Maltrattamento contro familiari. Un reato per il quale era oggi in aula una donna di 49 anni accusata di aver agito oltre i normali metodi di correzione su un bambino con cui ha vissuto per anni perché entrato nella sua casa dopo gravi problemi famigliari.
Permanenza che secondo l’accusa si è trasformata in un gorgo fatto di rimproveri gravi e continui, presto trasformati in comportamenti capaci di turbare profondamente la sua crescita, tanto che il «minore presentava difficoltà dal punto di vista emotivo e si riteneva opportuno sostegno psicoterapico. Vissuti profondi di abbandono, forti ansie e paure. Si sentiva inadeguato».
Questo il racconto dello psico terapeuta infantile che ha avuto in cura il ragazzo – nato nel 2001 – da aprile 2016 a marzo 2017.
«All’inizio il minore parlava della difficoltà che stava vivendo. Poi ha riportato in seduta ricordi di quello che viveva nella precedente dimora».
«Raccontava che quando era a casa c’erano delle punizioni» – spiega l’esperto – «e raccontava di aver letto tanti fumetti perché spesso era in punizione e non poteva vedere la televisione».
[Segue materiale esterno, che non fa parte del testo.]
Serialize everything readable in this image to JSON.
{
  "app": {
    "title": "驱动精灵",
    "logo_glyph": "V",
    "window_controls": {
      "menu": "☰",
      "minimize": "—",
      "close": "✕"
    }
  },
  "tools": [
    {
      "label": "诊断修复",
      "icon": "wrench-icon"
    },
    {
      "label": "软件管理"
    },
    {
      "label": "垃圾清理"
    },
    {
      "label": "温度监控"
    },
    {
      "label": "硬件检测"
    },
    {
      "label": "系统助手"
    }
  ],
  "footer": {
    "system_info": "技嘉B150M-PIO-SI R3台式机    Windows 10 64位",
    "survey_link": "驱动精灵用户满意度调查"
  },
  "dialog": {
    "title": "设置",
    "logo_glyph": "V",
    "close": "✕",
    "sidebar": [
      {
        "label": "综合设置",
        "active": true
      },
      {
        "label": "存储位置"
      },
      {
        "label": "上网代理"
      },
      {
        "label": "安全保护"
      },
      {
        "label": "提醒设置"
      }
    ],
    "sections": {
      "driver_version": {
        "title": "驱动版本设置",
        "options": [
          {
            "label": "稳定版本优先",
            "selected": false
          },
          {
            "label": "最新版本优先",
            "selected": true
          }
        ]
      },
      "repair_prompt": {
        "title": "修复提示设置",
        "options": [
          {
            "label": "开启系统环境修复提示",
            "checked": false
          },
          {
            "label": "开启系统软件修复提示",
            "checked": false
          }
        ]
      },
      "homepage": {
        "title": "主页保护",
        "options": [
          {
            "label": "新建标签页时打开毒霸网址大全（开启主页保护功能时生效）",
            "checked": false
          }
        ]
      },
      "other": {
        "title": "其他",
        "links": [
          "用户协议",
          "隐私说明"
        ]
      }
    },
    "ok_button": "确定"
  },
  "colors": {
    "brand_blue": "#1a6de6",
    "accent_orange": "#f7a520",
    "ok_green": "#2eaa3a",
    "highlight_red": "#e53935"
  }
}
Ma spesso il ragazzo subiva a suo dire delle pesanti punizioni: «Ha raccontato durante le sedute che spesso era costretto a mangiare la trippa, la cosa che più odiava al mondo. Oppure costretto a mettere il pannolone la sera perché si faceva la pipì a letto. O ancora di stare in piedi, faccia al muro, senza potersi girare per molto tempo».
Ora il giovane è ospite di una struttura protetta, sta completando un ciclo di studi professionali e tra poco sarà maggiorenne. Il processo va avanti.